That idea was brought up this week during a National Assembly-driven discussion, as the country's population is dwindling and aging rapidly, and it is feared that the state-run pension fund will be depleted by the 2050s.
The discussion arose as politicians are increasingly aware of the seriousness of the pension fund's foreseeable depletion, but were reluctant to suggest bold solutions for fear of losing votes, especially from younger voters.
Under the circumstances, the advisory committee, operating under the wing of the Assembly's special committee on pension reform, reached the consensus that taxpayers should pay more in premiums while waiting longer before starting to receive their pensions.
The 16-member advisory committee consists of macro-economists, sociologists and other relevant experts in the private sector.
They jointly concluded that the National Pension Service (NPS), the state-run pension operator, should hike the premium rate from the current 9 percent, and also the receivable pension amount in proportion to their income prior to retirement from the current 42.5 percent.
Political circles have been divided over whether to increase the premium rate or the receivable pension proportion.

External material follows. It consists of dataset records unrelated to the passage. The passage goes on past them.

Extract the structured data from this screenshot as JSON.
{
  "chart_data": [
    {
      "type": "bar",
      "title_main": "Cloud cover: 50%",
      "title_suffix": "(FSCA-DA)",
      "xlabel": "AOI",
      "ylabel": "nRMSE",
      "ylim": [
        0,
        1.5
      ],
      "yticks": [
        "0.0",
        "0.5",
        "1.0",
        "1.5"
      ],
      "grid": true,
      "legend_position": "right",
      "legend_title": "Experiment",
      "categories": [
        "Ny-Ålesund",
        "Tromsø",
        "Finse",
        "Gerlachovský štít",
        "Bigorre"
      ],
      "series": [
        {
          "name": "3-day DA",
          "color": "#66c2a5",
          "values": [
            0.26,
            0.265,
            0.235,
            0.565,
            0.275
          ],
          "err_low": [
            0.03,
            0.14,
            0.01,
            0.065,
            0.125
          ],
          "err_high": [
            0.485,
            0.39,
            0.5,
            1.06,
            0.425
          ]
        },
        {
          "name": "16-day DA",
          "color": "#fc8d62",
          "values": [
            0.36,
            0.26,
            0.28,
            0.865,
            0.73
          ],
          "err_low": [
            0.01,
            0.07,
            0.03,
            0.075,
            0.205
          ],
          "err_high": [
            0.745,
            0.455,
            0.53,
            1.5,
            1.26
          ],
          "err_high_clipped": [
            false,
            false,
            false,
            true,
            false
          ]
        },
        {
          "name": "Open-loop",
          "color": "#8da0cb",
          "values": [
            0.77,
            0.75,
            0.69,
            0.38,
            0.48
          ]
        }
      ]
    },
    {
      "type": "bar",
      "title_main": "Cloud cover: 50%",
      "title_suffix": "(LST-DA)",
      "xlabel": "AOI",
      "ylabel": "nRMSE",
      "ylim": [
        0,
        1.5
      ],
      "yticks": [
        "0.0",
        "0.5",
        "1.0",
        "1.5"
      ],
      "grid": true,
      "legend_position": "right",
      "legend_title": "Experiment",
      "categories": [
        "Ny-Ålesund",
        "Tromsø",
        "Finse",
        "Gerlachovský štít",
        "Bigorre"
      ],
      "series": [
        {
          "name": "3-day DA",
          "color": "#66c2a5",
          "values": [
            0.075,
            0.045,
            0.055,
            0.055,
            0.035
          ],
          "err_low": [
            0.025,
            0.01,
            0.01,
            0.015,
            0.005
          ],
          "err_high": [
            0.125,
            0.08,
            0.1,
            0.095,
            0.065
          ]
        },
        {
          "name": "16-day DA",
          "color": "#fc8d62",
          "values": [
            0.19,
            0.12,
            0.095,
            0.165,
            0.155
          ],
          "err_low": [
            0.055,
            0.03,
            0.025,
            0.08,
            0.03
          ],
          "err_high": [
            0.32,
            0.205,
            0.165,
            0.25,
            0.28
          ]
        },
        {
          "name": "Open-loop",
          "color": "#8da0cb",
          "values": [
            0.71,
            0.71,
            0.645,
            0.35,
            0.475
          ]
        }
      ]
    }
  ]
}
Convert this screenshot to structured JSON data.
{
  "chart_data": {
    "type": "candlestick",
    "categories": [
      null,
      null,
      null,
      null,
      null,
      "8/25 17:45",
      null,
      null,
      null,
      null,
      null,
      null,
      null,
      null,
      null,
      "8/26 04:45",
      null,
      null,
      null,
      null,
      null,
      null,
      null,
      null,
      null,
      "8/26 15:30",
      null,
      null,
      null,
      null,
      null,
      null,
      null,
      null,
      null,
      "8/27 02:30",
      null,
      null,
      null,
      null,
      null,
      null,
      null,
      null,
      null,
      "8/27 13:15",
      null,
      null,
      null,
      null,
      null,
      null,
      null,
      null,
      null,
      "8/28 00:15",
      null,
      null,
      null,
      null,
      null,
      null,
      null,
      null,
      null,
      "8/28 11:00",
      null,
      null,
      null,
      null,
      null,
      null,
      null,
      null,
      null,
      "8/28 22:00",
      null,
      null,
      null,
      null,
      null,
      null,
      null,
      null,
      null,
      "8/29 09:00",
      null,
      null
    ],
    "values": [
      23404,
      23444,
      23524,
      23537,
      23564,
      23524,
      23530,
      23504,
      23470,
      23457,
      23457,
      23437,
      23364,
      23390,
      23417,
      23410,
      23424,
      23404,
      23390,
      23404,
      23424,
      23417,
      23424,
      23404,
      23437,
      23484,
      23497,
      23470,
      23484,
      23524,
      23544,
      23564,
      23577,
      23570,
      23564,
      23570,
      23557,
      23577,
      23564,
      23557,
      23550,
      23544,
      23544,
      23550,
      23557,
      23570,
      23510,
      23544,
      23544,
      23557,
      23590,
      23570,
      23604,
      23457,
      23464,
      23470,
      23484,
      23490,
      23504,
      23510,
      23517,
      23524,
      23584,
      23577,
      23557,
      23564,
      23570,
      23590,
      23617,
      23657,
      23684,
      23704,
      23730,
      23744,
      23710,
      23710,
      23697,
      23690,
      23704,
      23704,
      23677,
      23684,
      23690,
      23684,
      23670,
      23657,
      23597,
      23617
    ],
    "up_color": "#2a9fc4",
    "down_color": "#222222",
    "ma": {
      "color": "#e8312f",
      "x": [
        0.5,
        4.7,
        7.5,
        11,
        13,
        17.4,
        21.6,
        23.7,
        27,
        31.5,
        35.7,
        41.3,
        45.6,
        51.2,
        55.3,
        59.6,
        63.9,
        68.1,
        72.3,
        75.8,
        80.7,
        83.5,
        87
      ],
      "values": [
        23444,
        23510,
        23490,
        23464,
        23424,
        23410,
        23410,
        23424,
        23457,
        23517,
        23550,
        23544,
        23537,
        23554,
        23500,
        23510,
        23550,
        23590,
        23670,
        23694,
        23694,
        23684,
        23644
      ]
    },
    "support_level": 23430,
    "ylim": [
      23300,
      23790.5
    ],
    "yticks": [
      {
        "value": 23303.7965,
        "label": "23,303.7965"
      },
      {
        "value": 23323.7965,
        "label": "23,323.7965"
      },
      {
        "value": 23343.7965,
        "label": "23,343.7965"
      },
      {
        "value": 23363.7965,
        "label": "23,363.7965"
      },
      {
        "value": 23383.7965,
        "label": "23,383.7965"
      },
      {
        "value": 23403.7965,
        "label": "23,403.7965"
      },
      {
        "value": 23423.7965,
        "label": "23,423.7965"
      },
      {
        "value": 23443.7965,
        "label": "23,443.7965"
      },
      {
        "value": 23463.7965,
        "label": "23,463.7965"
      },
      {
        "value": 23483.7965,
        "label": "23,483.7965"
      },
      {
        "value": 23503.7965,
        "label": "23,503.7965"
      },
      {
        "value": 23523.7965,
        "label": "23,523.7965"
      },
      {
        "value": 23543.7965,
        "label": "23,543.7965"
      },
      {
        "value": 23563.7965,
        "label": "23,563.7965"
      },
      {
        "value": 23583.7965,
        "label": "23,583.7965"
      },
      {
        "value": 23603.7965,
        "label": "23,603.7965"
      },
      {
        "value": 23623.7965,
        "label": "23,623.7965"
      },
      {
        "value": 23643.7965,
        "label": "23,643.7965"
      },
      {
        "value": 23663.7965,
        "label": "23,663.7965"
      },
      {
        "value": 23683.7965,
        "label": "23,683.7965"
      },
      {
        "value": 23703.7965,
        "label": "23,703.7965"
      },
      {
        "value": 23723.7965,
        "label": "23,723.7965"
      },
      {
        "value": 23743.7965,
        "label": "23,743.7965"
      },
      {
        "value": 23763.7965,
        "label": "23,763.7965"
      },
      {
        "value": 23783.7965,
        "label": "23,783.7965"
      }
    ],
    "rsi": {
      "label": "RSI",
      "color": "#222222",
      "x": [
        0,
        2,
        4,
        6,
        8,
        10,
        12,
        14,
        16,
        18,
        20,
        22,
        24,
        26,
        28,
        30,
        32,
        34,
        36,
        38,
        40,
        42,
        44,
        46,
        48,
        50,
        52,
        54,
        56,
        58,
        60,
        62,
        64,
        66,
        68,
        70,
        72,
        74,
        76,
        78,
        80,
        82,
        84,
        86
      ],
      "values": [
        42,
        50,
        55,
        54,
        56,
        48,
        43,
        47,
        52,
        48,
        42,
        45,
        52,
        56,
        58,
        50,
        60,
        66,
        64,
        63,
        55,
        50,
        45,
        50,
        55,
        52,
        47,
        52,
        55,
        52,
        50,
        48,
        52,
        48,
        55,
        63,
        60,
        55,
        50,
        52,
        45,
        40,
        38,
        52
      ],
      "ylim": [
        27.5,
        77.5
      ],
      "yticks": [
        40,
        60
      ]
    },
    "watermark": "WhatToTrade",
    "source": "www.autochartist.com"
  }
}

The 16 experts did not specify how high to raise the premium rate and the receivable pension proportion.
Rep. Joo Ho-young, the floor leader of the ruling People Power Party (PPP), who also heads the Assembly's special committee on pension reform, noted the current average monthly pension amount of 580,000 won "falls far short of guaranteeing a secure and stable life after retirement."
"And hopefully the consensus can help taxpayers better in planning for their retirement," he said.
Another conclusion jointly made by the experts was that taxpayers should be eligible to receive their pensions at age 68, up from the current 65.
The advisory committee assessed that raising the eligibility age by three years may delay the depletion of the pension fund possibly by two years from the currently estimated year of 2057.
Concerning whether taxpayers will earn money and afford to pay premiums through the age of 65, the advisory committee said it will "seek measures for senior citizens to land jobs."
Those aged 60 were eligible for retirement pensions in 1988 when the pension system was introduced and life expectancy in Korea was only 70.
Over the past 35 years, life expectancy in Korea increased by more than 13 years to 83.6 while the age of eligibility rose by merely five years.
The policy makes it tough for the NPS raise the total sufficient funds to make pension payments, especially considering that Korea has the world's lowest birthrate, resulting in fewer people to pay premiums as well as more people who will need to receive pensions.